Subject: Re: [FFML][SM][WAFF]Firefly's Dream
From: "Richard Lawson" <sterman@uswest.net>
Date: 7/12/1999, 6:24 PM
To:

"It was dusk" is passive.

No, it isn't.  'was' is a linking verb, and does not express
any action.  It cannot be active or passive; the terms simply
don't apply if there's no action.

Hmm.  I'm wrong about the terminology, then.
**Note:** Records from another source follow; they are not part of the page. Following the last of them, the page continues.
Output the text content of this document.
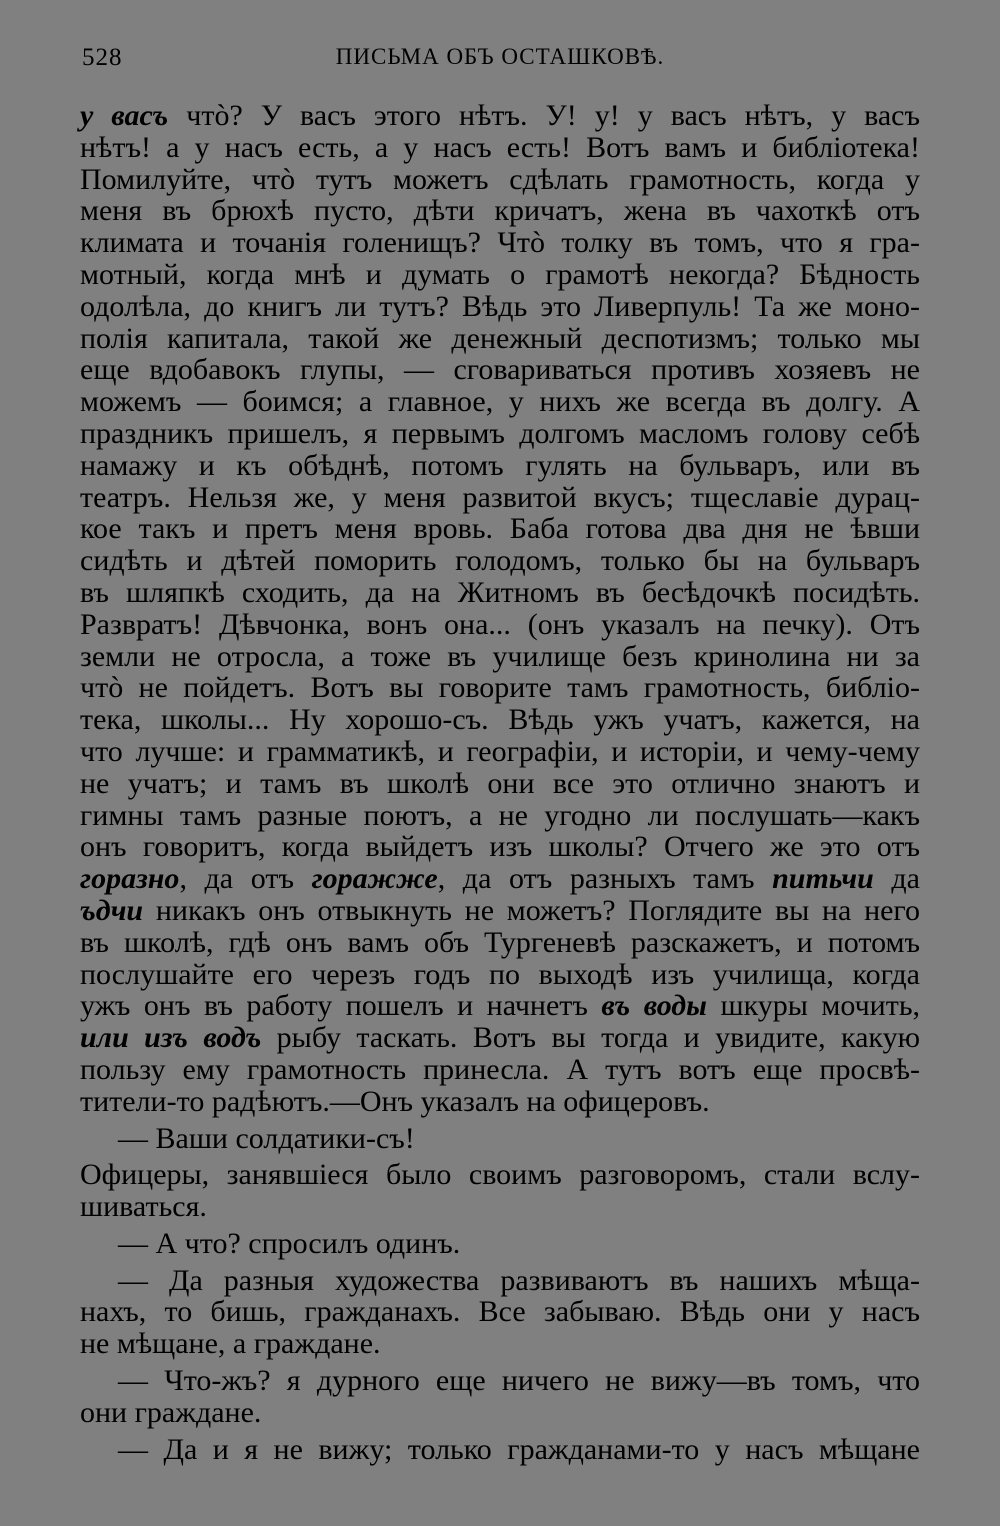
528	ПИСЬМА ОБЪ ОСТАШКОВѢ.
у васъ чтò? У васъ этого нѣтъ. У! у! у васъ нѣтъ, у васъ
нѣтъ! а у насъ есть, а у насъ есть! Вотъ вамъ и библіотека!
Помилуйте, чтò тутъ можетъ сдѣлать грамотность, когда у
меня въ брюхѣ пусто, дѣти кричатъ, жена въ чахоткѣ отъ
климата и точанія голенищъ? Чтò толку въ томъ, что я гра-
мотный, когда мнѣ и думать о грамотѣ некогда? Бѣдность
одолѣла, до книгъ ли тутъ? Вѣдь это Ливерпуль! Та же моно-
полія капитала, такой же денежный деспотизмъ; только мы
еще вдобавокъ глупы, — сговариваться противъ хозяевъ не
можемъ — боимся; а главное, у нихъ же всегда въ долгу. А
праздникъ пришелъ, я первымъ долгомъ масломъ голову себѣ
намажу и къ обѣднѣ, потомъ гулять на бульваръ, или въ
театръ. Нельзя же, у меня развитой вкусъ; тщеславіе дурац-
кое такъ и претъ меня вровь. Баба готова два дня не ѣвши
сидѣть и дѣтей поморить голодомъ, только бы на бульваръ
въ шляпкѣ сходить, да на Житномъ въ бесѣдочкѣ посидѣть.
Развратъ! Дѣвчонка, вонъ она... (онъ указалъ на печку). Отъ
земли не отросла, а тоже въ училище безъ кринолина ни за
чтò не пойдетъ. Вотъ вы говорите тамъ грамотность, библіо-
тека, школы... Ну хорошо-съ. Вѣдь ужъ учатъ, кажется, на
что лучше: и грамматикѣ, и географіи, и исторіи, и чему-чему
не учатъ; и тамъ въ школѣ они все это отлично знаютъ и
гимны тамъ разные поютъ, а не угодно ли послушать—какъ
онъ говоритъ, когда выйдетъ изъ школы? Отчего же это отъ
горазно, да отъ горажже, да отъ разныхъ тамъ питьчи да
ъдчи никакъ онъ отвыкнуть не можетъ? Поглядите вы на него
въ школѣ, гдѣ онъ вамъ объ Тургеневѣ разскажетъ, и потомъ
послушайте его черезъ годъ по выходѣ изъ училища, когда
ужъ онъ въ работу пошелъ и начнетъ въ воды шкуры мочить,
или изъ водъ рыбу таскать. Вотъ вы тогда и увидите, какую
пользу ему грамотность принесла. А тутъ вотъ еще просвѣ-
тители-то радѣютъ.—Онъ указалъ на офицеровъ.
— Ваши солдатики-съ!
Офицеры, занявшіеся было своимъ разговоромъ, стали вслу-
шиваться.
— А что? спросилъ одинъ.
— Да разныя художества развиваютъ въ нашихъ мѣща-
нахъ, то бишь, гражданахъ. Все забываю. Вѣдь они у насъ
не мѣщане, а граждане.
— Что-жъ? я дурного еще ничего не вижу—въ томъ, что
они граждане.
— Да и я не вижу; только гражданами-то у насъ мѣщане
I just intensely dislike descriptive passages that use "it" to define
nothing at all.  What, exactly, was dusk?  The world?

Heh, listen to me.

[No, Mr. Dickens, that won't do at all!  I'd suggest, "The times were
neither good nor bad.  Wisdom and folly ruled the age.  Incredulity
and belief both marked the epoch."

Please take back your manuscript and return it to me when it is
presentable.  Thank you.]

The Oxford Dictionary of Current English says:

Although widely used, _alright_ is still nonstandard and
is considered incorrect by many people.

Nowhere is it indicated as slang.

It's a misconception by people who see words like almighty and
altogether and think that the same 'rule' should apply to alright.

But it's another one of those words where the misconception is so
prevalent as to give the word itself some legitemacy through sheer
weight of use.  Rather along the lines of ending a sentence with a
preposition: formerly anathema, now everyone does it and it barely
raises an eyebrow, even amongst the grammar police.

I might add that it's rather difficult to tell whether a
speaker is saying "All right" or "Alright". :)

Yes, and that's my main problem with using "alright" even in "slangy"
usage.  Unlike "gonna" instead of "going to" or "Whaddya think"
instead of "What do you think", "alright" and "all right" both sound
identical.  So why not use the grammatically correct one?